Thursday, March 31, 2005

Governmuppets

I’ve got to buy more textbooks for classes, which means sooner or later, I’m going to have to head back into the heart of our Nation’s Capital. While the metro may be easier, I’ll probably fall asleep and miss the Foggy Bottom stop. Looks like the modus transportandi is going to be my one Accord. Let’s check the computer and see which Mapquestian way I will take to into the city. So many options, so little time. I-66? Route 50? I-395? Sesame Street?

Yes, Sesame Street is just another road that starts in Washington DC.

I first made the connection on a late-breaking CBSNews story from yesterday afternoon. I would read it if I were you, but in summary form, it looks like the folks down on the Street are being asked to help with federal policy. In a move to help cut the risks of child obesity, the Kingpin of the Sweet Tooth has been forced to change his tune. Cookie Monster, the crooner behind “Don’t Eat the Pictures” and “C is for Cookie (and Cookie is For Me)” has now added a health-conscious B-side to his singles, titled “Cookie is a Sometimes Food.” We don’t know if kids are going to listen to this new Track 2, but at least M.C. C.M. has done his part.

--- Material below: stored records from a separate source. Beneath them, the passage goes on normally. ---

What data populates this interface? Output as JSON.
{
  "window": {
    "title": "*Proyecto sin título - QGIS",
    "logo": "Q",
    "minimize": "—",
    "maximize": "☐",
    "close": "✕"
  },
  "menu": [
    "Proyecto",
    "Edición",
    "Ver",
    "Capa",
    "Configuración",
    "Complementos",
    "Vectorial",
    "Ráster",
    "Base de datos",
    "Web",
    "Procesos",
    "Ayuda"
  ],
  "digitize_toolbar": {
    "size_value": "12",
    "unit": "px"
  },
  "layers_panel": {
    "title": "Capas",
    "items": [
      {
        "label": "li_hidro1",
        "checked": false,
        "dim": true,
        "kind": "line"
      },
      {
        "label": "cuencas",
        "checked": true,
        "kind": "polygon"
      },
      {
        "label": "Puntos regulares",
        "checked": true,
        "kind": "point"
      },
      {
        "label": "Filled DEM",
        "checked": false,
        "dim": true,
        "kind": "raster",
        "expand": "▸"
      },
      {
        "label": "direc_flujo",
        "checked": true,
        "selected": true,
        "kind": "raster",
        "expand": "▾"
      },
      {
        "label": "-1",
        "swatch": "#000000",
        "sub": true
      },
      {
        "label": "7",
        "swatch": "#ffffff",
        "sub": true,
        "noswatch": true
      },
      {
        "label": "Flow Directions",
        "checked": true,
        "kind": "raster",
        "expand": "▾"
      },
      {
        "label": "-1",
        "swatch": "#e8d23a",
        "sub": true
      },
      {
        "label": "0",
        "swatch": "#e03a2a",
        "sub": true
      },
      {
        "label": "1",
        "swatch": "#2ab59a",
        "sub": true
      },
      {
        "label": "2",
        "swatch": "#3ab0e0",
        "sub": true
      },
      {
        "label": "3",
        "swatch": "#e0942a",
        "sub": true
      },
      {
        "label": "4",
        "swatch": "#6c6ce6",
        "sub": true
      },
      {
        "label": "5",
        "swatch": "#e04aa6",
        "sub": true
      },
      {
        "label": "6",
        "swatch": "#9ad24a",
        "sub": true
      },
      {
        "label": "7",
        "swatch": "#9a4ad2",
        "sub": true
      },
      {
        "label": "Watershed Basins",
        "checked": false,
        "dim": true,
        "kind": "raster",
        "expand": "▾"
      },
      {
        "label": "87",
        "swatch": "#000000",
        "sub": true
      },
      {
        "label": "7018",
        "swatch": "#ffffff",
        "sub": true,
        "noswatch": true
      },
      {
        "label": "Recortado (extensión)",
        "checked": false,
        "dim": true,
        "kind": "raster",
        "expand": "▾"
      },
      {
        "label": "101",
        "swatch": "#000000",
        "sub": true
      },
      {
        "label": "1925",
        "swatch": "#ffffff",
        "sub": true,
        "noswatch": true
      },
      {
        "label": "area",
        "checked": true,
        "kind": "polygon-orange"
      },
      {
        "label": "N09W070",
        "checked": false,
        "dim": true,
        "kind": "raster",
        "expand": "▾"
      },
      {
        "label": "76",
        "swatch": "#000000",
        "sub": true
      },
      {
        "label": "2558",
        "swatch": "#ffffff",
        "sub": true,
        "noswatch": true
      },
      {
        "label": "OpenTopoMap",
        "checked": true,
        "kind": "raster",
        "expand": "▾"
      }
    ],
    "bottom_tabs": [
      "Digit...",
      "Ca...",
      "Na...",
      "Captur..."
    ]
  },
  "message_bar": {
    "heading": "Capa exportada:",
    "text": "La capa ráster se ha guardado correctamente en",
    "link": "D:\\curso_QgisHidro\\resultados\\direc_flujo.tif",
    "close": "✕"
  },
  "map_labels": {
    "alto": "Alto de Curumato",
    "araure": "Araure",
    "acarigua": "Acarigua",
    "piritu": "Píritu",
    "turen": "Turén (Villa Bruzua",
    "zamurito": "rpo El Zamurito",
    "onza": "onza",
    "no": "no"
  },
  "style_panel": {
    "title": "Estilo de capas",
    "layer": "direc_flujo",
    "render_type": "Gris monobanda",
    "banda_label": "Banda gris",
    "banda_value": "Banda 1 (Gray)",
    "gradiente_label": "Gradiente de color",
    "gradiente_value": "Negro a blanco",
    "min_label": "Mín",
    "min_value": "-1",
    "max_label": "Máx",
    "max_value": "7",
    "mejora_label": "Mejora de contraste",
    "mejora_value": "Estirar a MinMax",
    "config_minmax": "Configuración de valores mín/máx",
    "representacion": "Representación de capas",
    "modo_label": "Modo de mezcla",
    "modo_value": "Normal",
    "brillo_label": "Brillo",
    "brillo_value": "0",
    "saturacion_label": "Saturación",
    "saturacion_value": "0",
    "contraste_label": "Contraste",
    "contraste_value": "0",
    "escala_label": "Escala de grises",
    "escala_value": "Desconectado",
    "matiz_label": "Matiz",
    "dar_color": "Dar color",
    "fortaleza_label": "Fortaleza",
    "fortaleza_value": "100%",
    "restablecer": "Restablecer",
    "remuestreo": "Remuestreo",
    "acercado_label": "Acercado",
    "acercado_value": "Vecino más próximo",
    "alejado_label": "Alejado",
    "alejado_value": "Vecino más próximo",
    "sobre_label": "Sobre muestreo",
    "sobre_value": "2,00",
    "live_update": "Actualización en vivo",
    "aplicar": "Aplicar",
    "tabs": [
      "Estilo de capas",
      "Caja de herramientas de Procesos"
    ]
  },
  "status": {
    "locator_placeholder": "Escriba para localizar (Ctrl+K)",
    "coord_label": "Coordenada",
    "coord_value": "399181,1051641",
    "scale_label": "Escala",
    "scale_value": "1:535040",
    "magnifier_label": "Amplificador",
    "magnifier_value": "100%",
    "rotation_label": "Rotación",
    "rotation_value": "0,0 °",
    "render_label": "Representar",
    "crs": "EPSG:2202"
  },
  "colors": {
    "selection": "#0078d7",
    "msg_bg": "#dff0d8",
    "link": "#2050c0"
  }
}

It’s not really like the blue dude had much of a choice. You see, he’s employed by the Children’s Television Workshop, whose program, Sesame Street, is broadcasted on the proprietary airwaves of PBS. Yes, that’s PUBLIC Broadcasting System, which means it’s state owned (well, with a generous grant from some silly Institute and Viewers Like You.) Which ultimately means that they are susceptible to following any Congressional Edict that the government sees fit. Ah, ha! They’re just a bunch of puppets!

Muppets, actually.

Well, don’t feel too bad for Cookie Monster; he came out of this format change with some perks of his own. Like a new job! Understanding the ways of nutrition and being a far-reaching voice for Generation Z, this monster wields some serious power. And in turn for his good deed, he’s been granted a seat in the Cabinet of the President of the United States. If you’re looking at a politician, and he’s blue, fuzzy, and his head is on one big hinge, then you’re looking at our new Secretary of Health and Human Services. What’s more, in an act of solidarity, Cookie has gotten all of his friends new jobs too!

The New Cabinet
(brought to you by the letter W and the number 15)


Secretary of the Treasury – Count von Count – “One, two, THREE stupid changes to the Jefferson nickel, Hah, Hah, Ahhhhhh.”
Secretary of Transportation – Grover – Will be America’s source on the ways you can get from Near to Far.
Secretary of Homeland Security – Snuffleupagus – If God forbid another attack similar to 9/11 is being planned, the terrorists better think again when they see who’s in charge. We’ve got just the m-, umm, eleph-, no not really, woolly mam-, no clue, uh – Secretary for the job.
Secretary of Commerce – Guy Smiley – This guy has been hosting fake game shows for so many years that he’s got to have a decent grip on how money comes and goes. Or at least he can fake it.
Secretary of Agriculture – Kermit the Frog – It’s not easy growing greens.
Secretary of the Interior – Big Bird – If we are ever going to hire an actual animal for the job, let’s pick the one who’s abnormally large. Follow that Bird, to Washington!
Secretary of Defense – Sam Eagle – On loan from the Muppet Show contingent. This guy is more DC than DC is.
Secretary of Education – Elmo – While Bert and Ernie were rehearsing sketches for the show, Elmo’s been singing alphabet songs for the children of the world. Tickle-Me-Secretary, but without the lawsuit!
Secretary of Energy – The Yips – These are those freaky aliens who say their name all day. ALL day. They never rest, and their endless supply of energy is both endearing and a job requirement.
Secretary of Veteran Affairs – Oscar the Grouch – Served in ‘Nam. Logical choice.
Secretary of State – Bert – With a joker of a roommate, Bert has had to deal with tough diplomacy issues since the show was created. Has an outstanding track record, and even the pigeons vote for him.
Attorney General – Ernie – Fun in the courtroom, but more importantly, would rename the post “Atternie General.”
Secretary of Labor – Mr. Hooper – If he were alive today, this seat would be reserved for him. Forget Luis, Gordon, Bob, Maria, Olivia, all of ‘em. This is the only human who actually did any work around here.
Secretary of HUD – Telly Monster – The token purple monster in the Cabinet. Campaign promise, I presume.

1 comment:

jasen said...

"Atternie General".....priceless!

Condor, kudos to you for a GREAT blog entry. Thoroughly enjoyed it!